Wann kann man sagen, dass eine Spurensuche gescheitert ist? Maron versucht in in ihrem Buch, ihren Großvater in ein Leben zu bringen, das sich für sie sinnhaft erinnern ließe. Pawel Iglarz, konvertierter polnischer Jude, der mit seiner Frau Josefa zu Beginn des 20.Jahrhunderts nach Berlin übersiedelt, als Schneider sein Auskommen für sich und seine Familie findet, um 1939 wieder nach Polen ausgewiesen zu werden, 1942 wird er von seiner Frau, die kurz darauf stirbt, getrennt, kommt in das Ghetto Belchatow und wird mutmaßlich bei Belchatow in den Wäldern erschossen oder kommt im Vernichtungslager Kulmhof um. Das sind Eckdaten, das ist kein ganzes Leben „weil man ihn gehindert hatte, es zu Ende zu leben“.

Die Schwierigkeit allerdings ist die, hinter dieser Tragödie sich das „normale“ Leben zu vergegenwärtigen, dass ihr Großvater und seine Frau „Glück“ erfahren haben, den ganzen Menschen zu erkennen.

Und Maron nimmt sich der Aufgabe an und lässt so ein (mögliches) Portrait ihrer Familie entstehen. Sie kommt allerdings immer wieder an den Punkt, zu hinterfragen, wieviel davon Verklärung ist, wieviel Idylle.

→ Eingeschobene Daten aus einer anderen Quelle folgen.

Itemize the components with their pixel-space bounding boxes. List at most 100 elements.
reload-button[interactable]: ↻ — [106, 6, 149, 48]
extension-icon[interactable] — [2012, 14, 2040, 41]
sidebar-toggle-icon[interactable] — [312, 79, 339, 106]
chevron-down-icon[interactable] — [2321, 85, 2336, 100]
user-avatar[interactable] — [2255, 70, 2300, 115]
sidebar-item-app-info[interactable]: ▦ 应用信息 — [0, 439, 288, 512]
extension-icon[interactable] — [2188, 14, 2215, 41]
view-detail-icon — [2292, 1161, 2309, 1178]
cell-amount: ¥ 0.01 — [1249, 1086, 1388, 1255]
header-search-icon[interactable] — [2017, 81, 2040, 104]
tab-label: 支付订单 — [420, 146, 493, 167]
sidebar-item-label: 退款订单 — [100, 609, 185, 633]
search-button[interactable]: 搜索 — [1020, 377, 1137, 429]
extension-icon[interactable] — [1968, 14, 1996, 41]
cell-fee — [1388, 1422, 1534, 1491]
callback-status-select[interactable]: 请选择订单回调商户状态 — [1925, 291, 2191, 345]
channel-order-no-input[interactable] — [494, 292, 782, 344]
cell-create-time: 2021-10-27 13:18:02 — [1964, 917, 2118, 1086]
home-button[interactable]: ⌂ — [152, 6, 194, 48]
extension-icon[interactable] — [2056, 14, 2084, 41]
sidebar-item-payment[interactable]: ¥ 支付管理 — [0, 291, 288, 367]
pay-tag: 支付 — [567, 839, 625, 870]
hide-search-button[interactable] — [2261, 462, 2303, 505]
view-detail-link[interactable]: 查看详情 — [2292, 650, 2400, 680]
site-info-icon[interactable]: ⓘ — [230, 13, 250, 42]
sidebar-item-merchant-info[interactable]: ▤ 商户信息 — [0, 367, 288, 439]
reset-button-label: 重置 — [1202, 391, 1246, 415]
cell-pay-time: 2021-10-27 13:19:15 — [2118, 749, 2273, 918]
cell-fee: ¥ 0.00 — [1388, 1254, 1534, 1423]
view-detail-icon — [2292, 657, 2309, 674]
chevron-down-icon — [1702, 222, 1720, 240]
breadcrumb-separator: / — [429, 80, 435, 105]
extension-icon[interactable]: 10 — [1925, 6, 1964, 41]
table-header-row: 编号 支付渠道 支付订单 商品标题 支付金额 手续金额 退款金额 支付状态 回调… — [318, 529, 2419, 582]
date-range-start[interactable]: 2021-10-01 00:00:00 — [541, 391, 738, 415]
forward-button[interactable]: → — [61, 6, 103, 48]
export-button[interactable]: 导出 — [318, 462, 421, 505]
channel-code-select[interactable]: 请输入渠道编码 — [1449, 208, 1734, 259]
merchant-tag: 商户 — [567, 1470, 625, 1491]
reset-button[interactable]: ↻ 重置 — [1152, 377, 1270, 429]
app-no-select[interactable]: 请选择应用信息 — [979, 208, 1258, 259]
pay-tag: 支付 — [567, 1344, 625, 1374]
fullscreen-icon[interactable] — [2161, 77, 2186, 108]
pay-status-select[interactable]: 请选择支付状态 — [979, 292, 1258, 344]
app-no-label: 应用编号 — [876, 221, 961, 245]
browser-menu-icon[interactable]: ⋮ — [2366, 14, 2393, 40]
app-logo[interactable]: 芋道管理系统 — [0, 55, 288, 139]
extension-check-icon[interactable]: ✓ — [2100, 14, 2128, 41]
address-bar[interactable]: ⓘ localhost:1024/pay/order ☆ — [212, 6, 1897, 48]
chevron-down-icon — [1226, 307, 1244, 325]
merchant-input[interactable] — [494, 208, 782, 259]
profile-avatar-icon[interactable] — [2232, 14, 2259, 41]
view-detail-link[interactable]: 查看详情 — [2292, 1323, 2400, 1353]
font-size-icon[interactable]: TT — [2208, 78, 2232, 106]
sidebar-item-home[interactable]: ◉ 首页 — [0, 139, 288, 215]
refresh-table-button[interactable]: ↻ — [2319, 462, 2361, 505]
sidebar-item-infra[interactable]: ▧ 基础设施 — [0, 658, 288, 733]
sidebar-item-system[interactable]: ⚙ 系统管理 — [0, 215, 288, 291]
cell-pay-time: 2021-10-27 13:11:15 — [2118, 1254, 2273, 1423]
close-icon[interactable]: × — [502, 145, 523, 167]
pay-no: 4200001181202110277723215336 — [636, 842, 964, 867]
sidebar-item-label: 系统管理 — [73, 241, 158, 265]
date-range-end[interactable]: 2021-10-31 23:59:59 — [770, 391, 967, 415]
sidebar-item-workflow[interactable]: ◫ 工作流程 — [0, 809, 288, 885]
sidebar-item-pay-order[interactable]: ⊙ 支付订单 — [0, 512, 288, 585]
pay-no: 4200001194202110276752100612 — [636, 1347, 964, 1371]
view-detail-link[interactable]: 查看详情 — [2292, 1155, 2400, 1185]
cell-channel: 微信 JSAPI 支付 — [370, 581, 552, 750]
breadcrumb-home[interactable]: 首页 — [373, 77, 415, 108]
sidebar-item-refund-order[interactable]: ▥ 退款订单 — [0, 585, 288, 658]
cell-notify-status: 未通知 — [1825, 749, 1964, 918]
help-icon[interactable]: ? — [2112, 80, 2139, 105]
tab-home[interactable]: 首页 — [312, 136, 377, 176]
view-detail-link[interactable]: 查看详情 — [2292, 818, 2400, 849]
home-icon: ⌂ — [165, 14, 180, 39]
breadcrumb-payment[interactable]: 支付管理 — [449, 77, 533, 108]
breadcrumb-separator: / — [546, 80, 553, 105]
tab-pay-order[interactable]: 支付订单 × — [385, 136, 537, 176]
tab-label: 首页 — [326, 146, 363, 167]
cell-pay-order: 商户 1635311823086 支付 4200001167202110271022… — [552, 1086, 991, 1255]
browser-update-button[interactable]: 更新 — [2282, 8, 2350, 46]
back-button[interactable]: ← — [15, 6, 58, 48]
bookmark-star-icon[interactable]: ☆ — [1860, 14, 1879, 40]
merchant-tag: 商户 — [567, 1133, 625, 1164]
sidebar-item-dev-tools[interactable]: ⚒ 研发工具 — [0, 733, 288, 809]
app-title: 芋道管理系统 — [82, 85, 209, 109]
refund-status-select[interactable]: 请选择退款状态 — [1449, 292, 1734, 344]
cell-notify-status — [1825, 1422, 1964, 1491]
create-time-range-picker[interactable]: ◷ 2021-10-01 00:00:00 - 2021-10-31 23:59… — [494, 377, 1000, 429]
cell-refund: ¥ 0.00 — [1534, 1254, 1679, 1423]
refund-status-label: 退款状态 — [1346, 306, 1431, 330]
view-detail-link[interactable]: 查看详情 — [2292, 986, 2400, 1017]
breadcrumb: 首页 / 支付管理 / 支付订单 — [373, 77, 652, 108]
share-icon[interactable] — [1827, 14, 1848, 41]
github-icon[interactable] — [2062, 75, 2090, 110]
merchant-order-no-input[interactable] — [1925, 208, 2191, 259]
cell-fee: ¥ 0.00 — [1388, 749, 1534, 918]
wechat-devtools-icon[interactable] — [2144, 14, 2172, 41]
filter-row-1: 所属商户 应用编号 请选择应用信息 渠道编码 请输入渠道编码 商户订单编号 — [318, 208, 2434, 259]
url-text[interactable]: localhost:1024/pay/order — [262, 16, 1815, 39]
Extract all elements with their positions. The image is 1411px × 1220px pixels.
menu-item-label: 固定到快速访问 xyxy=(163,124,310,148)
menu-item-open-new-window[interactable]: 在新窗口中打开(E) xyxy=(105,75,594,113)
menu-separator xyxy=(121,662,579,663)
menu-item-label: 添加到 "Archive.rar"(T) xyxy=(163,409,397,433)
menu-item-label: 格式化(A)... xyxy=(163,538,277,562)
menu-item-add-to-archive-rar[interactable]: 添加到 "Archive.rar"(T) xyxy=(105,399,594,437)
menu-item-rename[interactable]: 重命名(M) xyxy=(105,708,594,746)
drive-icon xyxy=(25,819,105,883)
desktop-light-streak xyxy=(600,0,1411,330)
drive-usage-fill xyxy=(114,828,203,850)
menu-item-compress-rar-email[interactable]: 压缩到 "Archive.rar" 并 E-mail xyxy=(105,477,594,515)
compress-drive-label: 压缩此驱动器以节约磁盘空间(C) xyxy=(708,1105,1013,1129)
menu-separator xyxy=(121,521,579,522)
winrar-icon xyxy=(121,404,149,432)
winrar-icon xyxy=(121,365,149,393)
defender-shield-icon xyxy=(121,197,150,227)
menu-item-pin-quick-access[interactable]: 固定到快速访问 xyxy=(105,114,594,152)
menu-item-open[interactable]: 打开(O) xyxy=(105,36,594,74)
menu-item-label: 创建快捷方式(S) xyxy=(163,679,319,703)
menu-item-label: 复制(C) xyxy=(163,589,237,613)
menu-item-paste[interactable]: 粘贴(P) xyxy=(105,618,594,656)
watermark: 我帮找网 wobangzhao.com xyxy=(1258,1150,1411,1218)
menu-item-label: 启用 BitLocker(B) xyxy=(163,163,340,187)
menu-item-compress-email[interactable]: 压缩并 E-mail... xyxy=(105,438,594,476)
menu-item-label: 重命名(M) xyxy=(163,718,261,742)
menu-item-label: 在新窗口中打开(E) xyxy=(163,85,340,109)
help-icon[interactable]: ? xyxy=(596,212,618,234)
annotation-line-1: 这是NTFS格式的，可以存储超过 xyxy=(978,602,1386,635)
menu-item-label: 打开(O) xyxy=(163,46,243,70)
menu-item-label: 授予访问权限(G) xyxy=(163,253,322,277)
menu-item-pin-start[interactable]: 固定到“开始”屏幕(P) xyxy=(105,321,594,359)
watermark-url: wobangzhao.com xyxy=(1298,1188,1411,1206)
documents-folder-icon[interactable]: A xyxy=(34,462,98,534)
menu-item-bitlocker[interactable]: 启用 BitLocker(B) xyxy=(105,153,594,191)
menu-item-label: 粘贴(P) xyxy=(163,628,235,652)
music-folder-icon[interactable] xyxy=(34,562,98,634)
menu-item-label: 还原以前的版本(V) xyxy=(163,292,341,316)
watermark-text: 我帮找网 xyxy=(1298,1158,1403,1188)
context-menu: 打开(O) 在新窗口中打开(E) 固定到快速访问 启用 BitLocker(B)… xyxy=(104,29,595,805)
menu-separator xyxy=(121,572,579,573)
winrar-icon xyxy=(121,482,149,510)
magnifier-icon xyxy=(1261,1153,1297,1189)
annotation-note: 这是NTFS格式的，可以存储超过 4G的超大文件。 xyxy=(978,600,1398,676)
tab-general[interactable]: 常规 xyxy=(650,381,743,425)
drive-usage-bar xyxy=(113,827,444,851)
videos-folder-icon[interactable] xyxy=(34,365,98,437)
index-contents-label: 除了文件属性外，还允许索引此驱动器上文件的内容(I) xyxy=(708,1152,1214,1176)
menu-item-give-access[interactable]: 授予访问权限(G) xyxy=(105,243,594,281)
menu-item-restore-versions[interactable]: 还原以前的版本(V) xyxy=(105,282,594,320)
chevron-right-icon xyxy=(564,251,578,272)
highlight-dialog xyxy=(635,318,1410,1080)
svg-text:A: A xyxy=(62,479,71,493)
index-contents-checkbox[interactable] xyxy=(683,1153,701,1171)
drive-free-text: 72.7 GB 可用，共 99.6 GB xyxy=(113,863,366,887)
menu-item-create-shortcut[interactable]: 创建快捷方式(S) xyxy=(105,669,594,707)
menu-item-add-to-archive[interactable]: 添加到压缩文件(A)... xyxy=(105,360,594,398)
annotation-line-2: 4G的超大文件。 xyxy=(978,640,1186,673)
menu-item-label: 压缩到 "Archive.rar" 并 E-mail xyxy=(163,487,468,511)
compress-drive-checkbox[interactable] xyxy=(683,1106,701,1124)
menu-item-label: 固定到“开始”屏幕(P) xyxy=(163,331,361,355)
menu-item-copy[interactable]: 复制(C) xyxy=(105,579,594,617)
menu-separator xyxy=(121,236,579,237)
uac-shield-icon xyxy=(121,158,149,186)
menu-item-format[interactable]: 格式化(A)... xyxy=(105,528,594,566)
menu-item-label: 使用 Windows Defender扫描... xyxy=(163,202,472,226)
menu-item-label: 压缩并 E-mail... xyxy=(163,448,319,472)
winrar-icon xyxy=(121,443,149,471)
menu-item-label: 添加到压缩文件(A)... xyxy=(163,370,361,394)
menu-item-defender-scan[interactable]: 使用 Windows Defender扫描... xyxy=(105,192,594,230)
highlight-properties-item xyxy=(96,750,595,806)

„Schon wieder die Idylle? Oder die fatale Asymmetrie der Begriffe? Was verstehe ich von einem Glück, das sich im Überleben erfüllt?“, S.55 Was kann Sie wissen und wie es beurteilen, die sie in einer anderen Lebenswelt aufwächst und in ihren Versuchen auf die Erinnerungen anderer zurückgreifen muss. Und immer wieder die Neigung, die (großen) Lücken mit eigenen Weltvorstellungen zu füllen. Es läuft darauf hinaus, dass Erinnerung immer schon Interpretation ist, deswegen jedoch nicht weniger wahr.

Doch wenn da eine noch größere Lücke sich auftut, weil eine ganze Generation für einen verloren ist, wie holt man sich da die Erinnerungen und weiß, so wird es gewesen sein. Und wie sehr kann man sich verlassen auf das Zeugnis Dritter, selbst bei denen, die einem nahestehen, die doch ihrerseits Vorstellungen und ganz eigene Erinnerungen haben, „Interpretationshoheit“, wie es Marons Mutter Hella für sich in Anspruch nimmt.

„Kindlichen Ich-Erzählern in der Literatur, sofern sie nicht durch eine besondere Begabung legitimiert sind wie Oskar Matzerath oder sofern sich der Bauchredner, als dessen Puppe sie agieren, nicht zu erkennen gibt, begegne ich fast immer mit Widerwillen; autobiographischen Kindheitsbeschreibungen mißtraue ich ganz und gar, meinen eigenen auch. Ich erinnere mich wenig an meine Kindheit und habe trotzdem eine genaue Vorstellung von ihr. Wie die meisten Menschen habe ich mich in meinem Leben hin und wieder gefragt, warum ich wohl geworden sein könnte, wie ich bin, und habe mir zu verschiedenen Zeiten verschiedene Antworten gegeben. Vielleicht habe ich dabei die kleinen Szenen und flüchtigen Skizzen den großen Gemälden geopfert, die ich mir in wechselnden Stilarten von meiner Kindheit gemalt habe.“, S.166

Es ist nicht allein die Frage, wen vorzufinden in der Vergangenheit möglich ist, sondern auch, ob es am Ende nicht allein die Person ist, die man vorzufinden die Absicht hatte. Und so ist die Frage für Maron, glaube ich, nicht so sehr, ob für sie die Spurensuche, die sie bis nach Polen und den Lebensstationen ihrer Großeltern führt, erfolgreich ist, sondern, ob sie es hätte überhaupt sein können.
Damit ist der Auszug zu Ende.